Highlights & Insights¶
- Elegant problem reformulation: The paper formalizes the vague objective of "inference-time diversity" as a volume maximization problem on the Stiefel manifold, establishing a rigorous mathematical framework.
- Principled balance between theory and practicality: Algorithm 2 provides convergence guarantees but is impractical; Algorithm 3 combines SVD initialization, \(H\) as the search direction, and a closed-form step size to trade 2% optimality for a 97% speedup.
- Using the activation matrix itself as the search direction is an inspired design: \(S = H\) is not only a valid descent direction (Proposition 3) but also incurs zero additional computational cost and yields a step size formula determined entirely by singular values.
- Training-free: No modification of model weights, no contrastive samples required; the method intervenes only at inference time and is plug-and-play for any pretrained model.

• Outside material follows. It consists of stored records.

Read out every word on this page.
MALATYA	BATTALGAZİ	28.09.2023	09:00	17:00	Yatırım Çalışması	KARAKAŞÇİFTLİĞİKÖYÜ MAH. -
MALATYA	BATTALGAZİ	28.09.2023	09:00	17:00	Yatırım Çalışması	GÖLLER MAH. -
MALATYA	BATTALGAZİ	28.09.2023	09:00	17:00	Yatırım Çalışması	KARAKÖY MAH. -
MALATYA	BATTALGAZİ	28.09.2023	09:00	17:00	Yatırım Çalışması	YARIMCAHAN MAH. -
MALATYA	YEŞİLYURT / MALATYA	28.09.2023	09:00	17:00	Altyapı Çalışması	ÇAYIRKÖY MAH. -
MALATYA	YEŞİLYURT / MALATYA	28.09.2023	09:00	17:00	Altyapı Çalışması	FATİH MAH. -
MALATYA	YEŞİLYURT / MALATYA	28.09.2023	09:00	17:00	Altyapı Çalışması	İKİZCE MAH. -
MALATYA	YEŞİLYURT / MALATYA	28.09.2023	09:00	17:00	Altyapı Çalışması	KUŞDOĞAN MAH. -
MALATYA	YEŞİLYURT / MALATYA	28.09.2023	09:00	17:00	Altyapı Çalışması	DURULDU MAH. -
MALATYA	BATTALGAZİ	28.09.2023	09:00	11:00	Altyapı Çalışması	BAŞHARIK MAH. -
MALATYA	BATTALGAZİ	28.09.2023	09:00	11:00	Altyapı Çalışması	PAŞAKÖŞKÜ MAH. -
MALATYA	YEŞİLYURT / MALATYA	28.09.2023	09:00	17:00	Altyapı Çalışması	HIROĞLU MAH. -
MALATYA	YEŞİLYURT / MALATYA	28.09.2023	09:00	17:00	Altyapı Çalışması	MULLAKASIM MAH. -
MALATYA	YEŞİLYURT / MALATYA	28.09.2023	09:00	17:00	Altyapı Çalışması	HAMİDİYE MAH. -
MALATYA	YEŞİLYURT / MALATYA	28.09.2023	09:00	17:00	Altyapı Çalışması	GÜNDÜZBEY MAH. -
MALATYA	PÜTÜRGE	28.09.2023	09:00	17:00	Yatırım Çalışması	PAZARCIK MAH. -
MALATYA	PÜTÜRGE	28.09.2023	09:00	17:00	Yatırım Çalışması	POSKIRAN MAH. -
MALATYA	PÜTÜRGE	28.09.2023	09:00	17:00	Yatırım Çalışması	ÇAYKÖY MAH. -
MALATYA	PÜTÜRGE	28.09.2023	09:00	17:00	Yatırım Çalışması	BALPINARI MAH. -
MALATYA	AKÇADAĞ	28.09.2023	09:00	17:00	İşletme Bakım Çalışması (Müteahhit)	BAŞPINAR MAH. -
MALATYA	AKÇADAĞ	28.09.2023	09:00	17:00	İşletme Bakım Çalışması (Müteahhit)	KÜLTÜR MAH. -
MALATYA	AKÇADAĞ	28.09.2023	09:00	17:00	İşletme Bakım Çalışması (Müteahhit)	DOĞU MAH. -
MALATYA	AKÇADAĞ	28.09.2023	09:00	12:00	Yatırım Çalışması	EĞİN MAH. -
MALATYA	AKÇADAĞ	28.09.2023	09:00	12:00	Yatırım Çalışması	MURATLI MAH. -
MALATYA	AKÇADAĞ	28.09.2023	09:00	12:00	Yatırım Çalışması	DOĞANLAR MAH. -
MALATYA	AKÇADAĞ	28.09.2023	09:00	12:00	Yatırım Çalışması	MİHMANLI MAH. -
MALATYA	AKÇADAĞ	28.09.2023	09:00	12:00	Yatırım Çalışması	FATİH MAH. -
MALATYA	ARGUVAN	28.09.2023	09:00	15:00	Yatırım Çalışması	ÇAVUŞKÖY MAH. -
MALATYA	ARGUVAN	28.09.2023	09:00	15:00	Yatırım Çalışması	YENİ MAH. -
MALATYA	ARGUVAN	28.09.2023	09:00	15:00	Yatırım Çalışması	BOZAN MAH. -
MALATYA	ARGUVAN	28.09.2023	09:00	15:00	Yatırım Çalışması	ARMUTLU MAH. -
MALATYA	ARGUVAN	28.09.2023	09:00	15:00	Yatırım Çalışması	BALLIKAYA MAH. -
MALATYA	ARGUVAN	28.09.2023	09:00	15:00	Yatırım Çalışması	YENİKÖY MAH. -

Limitations & Future Work¶
- Syntax correctness decreases under STARS_0.5 (Gemma: 95% → 79%)—strong steering may disrupt generation fluency.

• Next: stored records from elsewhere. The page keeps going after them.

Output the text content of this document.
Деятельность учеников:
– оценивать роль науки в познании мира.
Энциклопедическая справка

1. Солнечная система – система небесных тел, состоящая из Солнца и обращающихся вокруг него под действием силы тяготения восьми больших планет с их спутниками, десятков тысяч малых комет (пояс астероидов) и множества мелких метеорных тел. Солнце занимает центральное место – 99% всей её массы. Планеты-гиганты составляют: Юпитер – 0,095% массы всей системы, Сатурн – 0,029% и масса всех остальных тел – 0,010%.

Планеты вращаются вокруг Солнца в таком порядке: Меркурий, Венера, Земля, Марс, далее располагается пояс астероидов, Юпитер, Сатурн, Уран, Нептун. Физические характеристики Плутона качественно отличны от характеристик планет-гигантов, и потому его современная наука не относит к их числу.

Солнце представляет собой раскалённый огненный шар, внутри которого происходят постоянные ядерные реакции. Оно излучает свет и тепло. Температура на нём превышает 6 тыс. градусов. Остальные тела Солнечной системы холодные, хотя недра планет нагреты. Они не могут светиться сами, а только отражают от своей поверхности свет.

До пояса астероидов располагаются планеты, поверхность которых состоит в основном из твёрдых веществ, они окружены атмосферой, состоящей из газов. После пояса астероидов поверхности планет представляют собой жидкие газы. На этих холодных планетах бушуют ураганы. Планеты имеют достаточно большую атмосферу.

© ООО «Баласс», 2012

- The hyperparameter \(\alpha\) requires tuning (\(C = 0.1\) or \(0.5\)), and the optimal value may differ across tasks and models.
- Experiments are limited to small models (1.5B–3B); performance and overhead on larger models (7B+) remain unreported.

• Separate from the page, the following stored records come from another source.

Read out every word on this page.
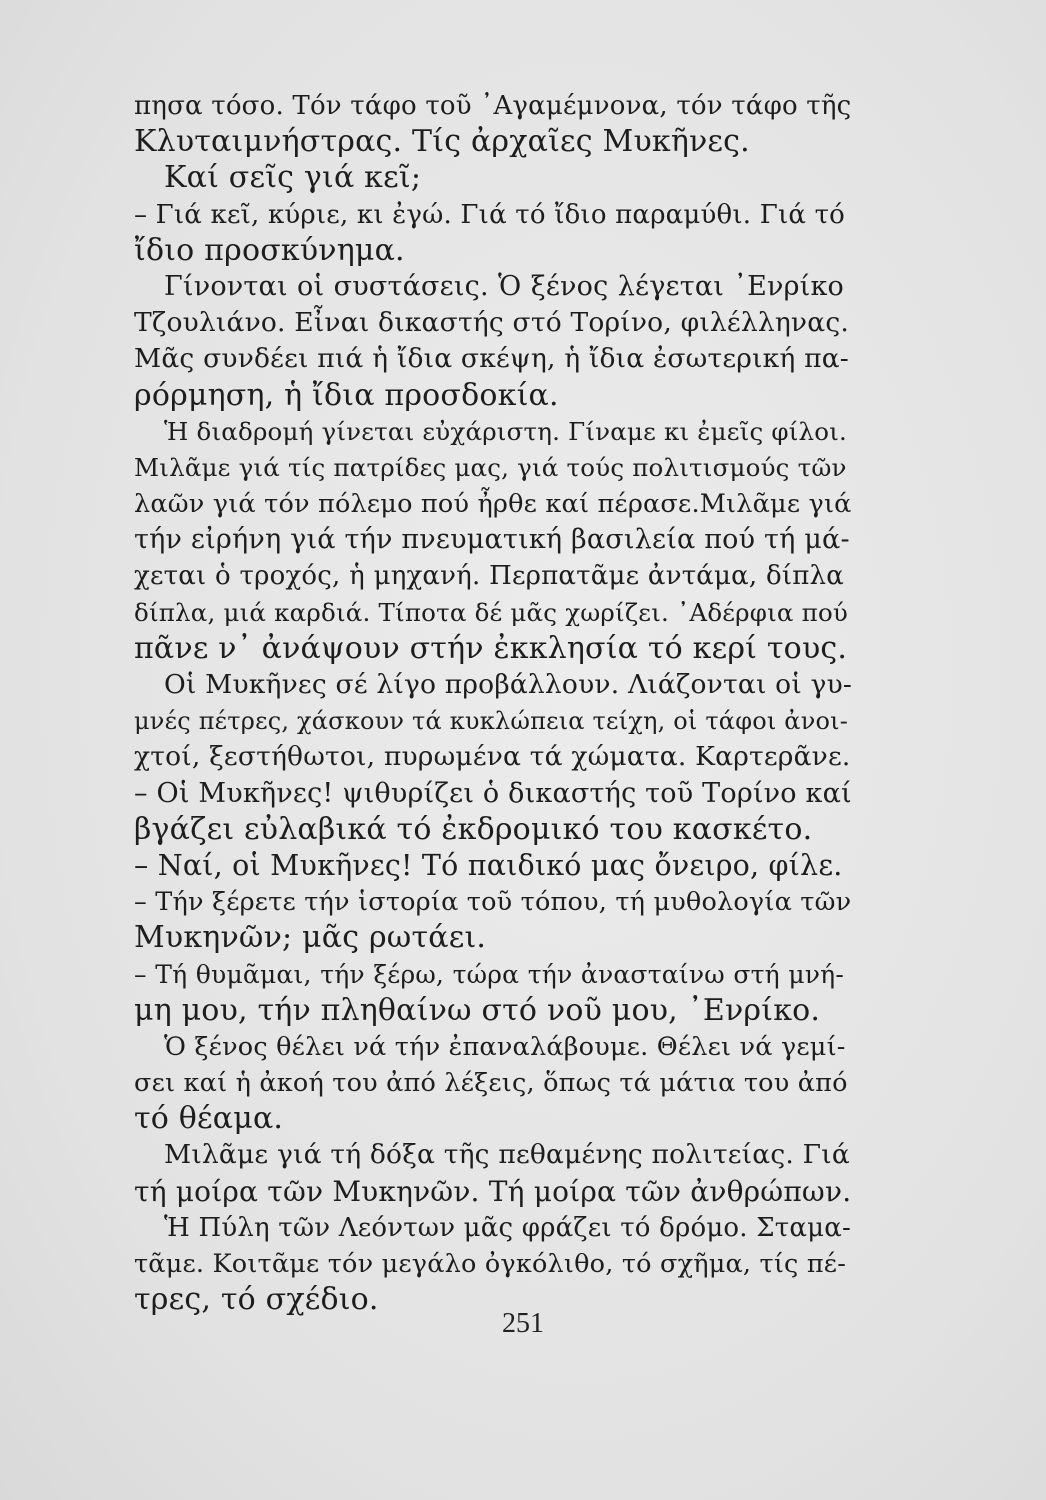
πησα τόσο. Τόν τάφο τοῦ ᾿Αγαμέμνονα, τόν τάφο τῆς
Κλυταιμνήστρας. Τίς ἀρχαῖες Μυκῆνες.
Καί σεῖς γιά κεῖ;
– Γιά κεῖ, κύριε, κι ἐγώ. Γιά τό ἴδιο παραμύθι. Γιά τό
ἴδιο προσκύνημα.
Γίνονται οἱ συστάσεις. Ὁ ξένος λέγεται ᾿Ενρίκο
Τζουλιάνο. Εἶναι δικαστής στό Τορίνο, φιλέλληνας.
Μᾶς συνδέει πιά ἡ ἴδια σκέψη, ἡ ἴδια ἐσωτερική πα-
ρόρμηση, ἡ ἴδια προσδοκία.
Ἡ διαδρομή γίνεται εὐχάριστη. Γίναμε κι ἐμεῖς φίλοι.
Μιλᾶμε γιά τίς πατρίδες μας, γιά τούς πολιτισμούς τῶν
λαῶν γιά τόν πόλεμο πού ἦρθε καί πέρασε.Μιλᾶμε γιά
τήν εἰρήνη γιά τήν πνευματική βασιλεία πού τή μά-
χεται ὁ τροχός, ἡ μηχανή. Περπατᾶμε ἀντάμα, δίπλα
δίπλα, μιά καρδιά. Τίποτα δέ μᾶς χωρίζει. ᾿Αδέρφια πού
πᾶνε ν᾿ ἀνάψουν στήν ἐκκλησία τό κερί τους.
Οἱ Μυκῆνες σέ λίγο προβάλλουν. Λιάζονται οἱ γυ-
μνές πέτρες, χάσκουν τά κυκλώπεια τείχη, οἱ τάφοι ἀνοι-
χτοί, ξεστήθωτοι, πυρωμένα τά χώματα. Καρτερᾶνε.
– Οἱ Μυκῆνες! ψιθυρίζει ὁ δικαστής τοῦ Τορίνο καί
βγάζει εὐλαβικά τό ἐκδρομικό του κασκέτο.
– Ναί, οἱ Μυκῆνες! Τό παιδικό μας ὄνειρο, φίλε.
– Τήν ξέρετε τήν ἱστορία τοῦ τόπου, τή μυθολογία τῶν
Μυκηνῶν; μᾶς ρωτάει.
– Τή θυμᾶμαι, τήν ξέρω, τώρα τήν ἀνασταίνω στή μνή-
μη μου, τήν πληθαίνω στό νοῦ μου, ᾿Ενρίκο.
Ὁ ξένος θέλει νά τήν ἐπαναλάβουμε. Θέλει νά γεμί-
σει καί ἡ ἀκοή του ἀπό λέξεις, ὅπως τά μάτια του ἀπό
τό θέαμα.
Μιλᾶμε γιά τή δόξα τῆς πεθαμένης πολιτείας. Γιά
τή μοίρα τῶν Μυκηνῶν. Τή μοίρα τῶν ἀνθρώπων.
Ἡ Πύλη τῶν Λεόντων μᾶς φράζει τό δρόμο. Σταμα-
τᾶμε. Κοιτᾶμε τόν μεγάλο ὀγκόλιθο, τό σχῆμα, τίς πέ-
τρες, τό σχέδιο.
251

- The choice of which layer to apply steering requires additional experimentation (the paper uses layer 20 for LiveIdeaBench).
- The orthogonality constraint may become overly restrictive when \(N\) approaches \(d\) (though in practice \(d \gg N\)).
- Algorithm 3 lacks a theoretical convergence guarantee—it is validated empirically only.
Related Work & Insights¶
- vs. temperature / nucleus sampling: These methods locally perturb the token-level distribution; STARS globally coordinates multiple paths in the latent space—an upgrade from "stochastic perturbation" to "structured divergence."
- vs. training-time diversity methods (DPP, RL): STARS is a training-free inference-time method that requires no modification to the training pipeline.
- vs. traditional activation steering: Traditional methods extract fixed directions from contrastive samples for convergent control; STARS uses orthogonal volume maximization for divergent exploration—a completely opposite design philosophy.
- Inspiration: The orthogonality constraint on the Stiefel manifold can be generalized to other settings requiring "structured diversity," such as diversification in ensemble learning and strategy differentiation in multi-agent collaboration.
Rating¶
- Novelty: ⭐⭐⭐⭐⭐ A novel combination of Stiefel manifold and activation steering that transforms steering from a convergence tool into an exploration engine.
- Experimental Thoroughness: ⭐⭐⭐⭐ Validated on two benchmarks with comprehensive multi-model, multi-temperature comparisons, but lacks evaluation on large models.
- Writing Quality: ⭐⭐⭐⭐⭐ Theoretical derivations are rigorous and complete, progressing systematically from problem formulation to practical algorithm.
- Value: ⭐⭐⭐⭐ Provides a plug-and-play inference-time diversity enhancement tool for the Best-of-N paradigm.